Anything that's been "available" (= unattached) for more than 30 days, with no keep=true tag, is fair game for deletion after snapshotting.

Leak 6: Cluster control planes for clusters that aren't doing anything

The most embarrassing one. EKS control planes are $73/month. AKS is similar. GKE is $0.10/hour for the control plane on standard clusters. If you have a dev cluster, a staging cluster, a UAT cluster, and a "we'll get back to this" cluster — that's $300/month before a single workload runs.

For non-production environments, consider:

  • Consolidating dev/staging/UAT into one cluster with strong namespace isolation
  • GKE Autopilot (control plane is free) for low-utilisation clusters
  • k3s on a single VM for genuinely small dev clusters where Kubernetes API is needed but production-grade HA isn't

We routinely consolidate 4-5 non-prod clusters into one when we onboard a new managed customer, and it pays for the first three months of our management retainer on its own.

The instrumented version

The pattern across all six leaks: you can't fix what you can't see. Standard Kubernetes monitoring (Prometheus + Grafana) gives you CPU and memory at the pod and node level. It does not give you:

  • Request:limit ratio histograms
  • PDB-blocked eviction counters
  • Namespace age and last-pod-event timestamps
  • Unattached PV/PVC inventory
  • Per-namespace allocated-vs-used CPU and memory

That instrumentation has to be added explicitly. Tools like KubeCost, OpenCost, and CAST AI all do versions of this. For our customers on GKE, we usually ship OpenCost as a default add-on and feed its metrics into our shared Grafana — so the FinOps view is the same view the SREs use.

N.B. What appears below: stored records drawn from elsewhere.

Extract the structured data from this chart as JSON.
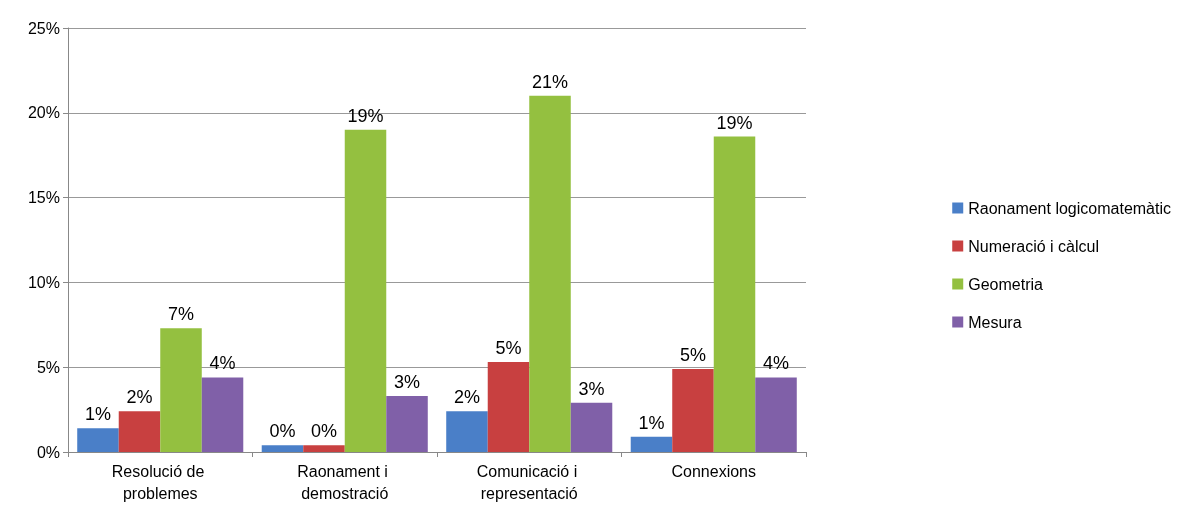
{
  "chart_data": {
    "type": "bar",
    "categories": [
      "Resolució de problemes",
      "Raonament i demostració",
      "Comunicació i representació",
      "Connexions"
    ],
    "series": [
      {
        "name": "Raonament logicomatemàtic",
        "color": "#4a7fc8",
        "values": [
          1.4,
          0.4,
          2.4,
          0.9
        ],
        "value_labels": [
          "1%",
          "0%",
          "2%",
          "1%"
        ]
      },
      {
        "name": "Numeració i càlcul",
        "color": "#c84040",
        "values": [
          2.4,
          0.4,
          5.3,
          4.9
        ],
        "value_labels": [
          "2%",
          "0%",
          "5%",
          "5%"
        ]
      },
      {
        "name": "Geometria",
        "color": "#94c040",
        "values": [
          7.3,
          19.0,
          21.0,
          18.6
        ],
        "value_labels": [
          "7%",
          "19%",
          "21%",
          "19%"
        ]
      },
      {
        "name": "Mesura",
        "color": "#8060a8",
        "values": [
          4.4,
          3.3,
          2.9,
          4.4
        ],
        "value_labels": [
          "4%",
          "3%",
          "3%",
          "4%"
        ]
      }
    ],
    "ylim": [
      0,
      25
    ],
    "yticks": [
      {
        "value": 0,
        "label": "0%"
      },
      {
        "value": 5,
        "label": "5%"
      },
      {
        "value": 10,
        "label": "10%"
      },
      {
        "value": 15,
        "label": "15%"
      },
      {
        "value": 20,
        "label": "20%"
      },
      {
        "value": 25,
        "label": "25%"
      }
    ],
    "grid": "y",
    "legend": "right"
  }
}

That's the whole game. The cost leaks aren't in the bill. They're in the gap between what the manifests say the workload needs and what the workload actually needs. Closing that gap is mostly tooling and discipline, and it pays back faster than any other infrastructure investment you can make.

Sudhanshu K. is Principal Engineer at EdgeServers (RemotIQ Pty Ltd, ABN 91 682 628 128). He runs managed Kubernetes for customers on every major cloud and has yet to find a cluster that didn't have at least four of these six leaks.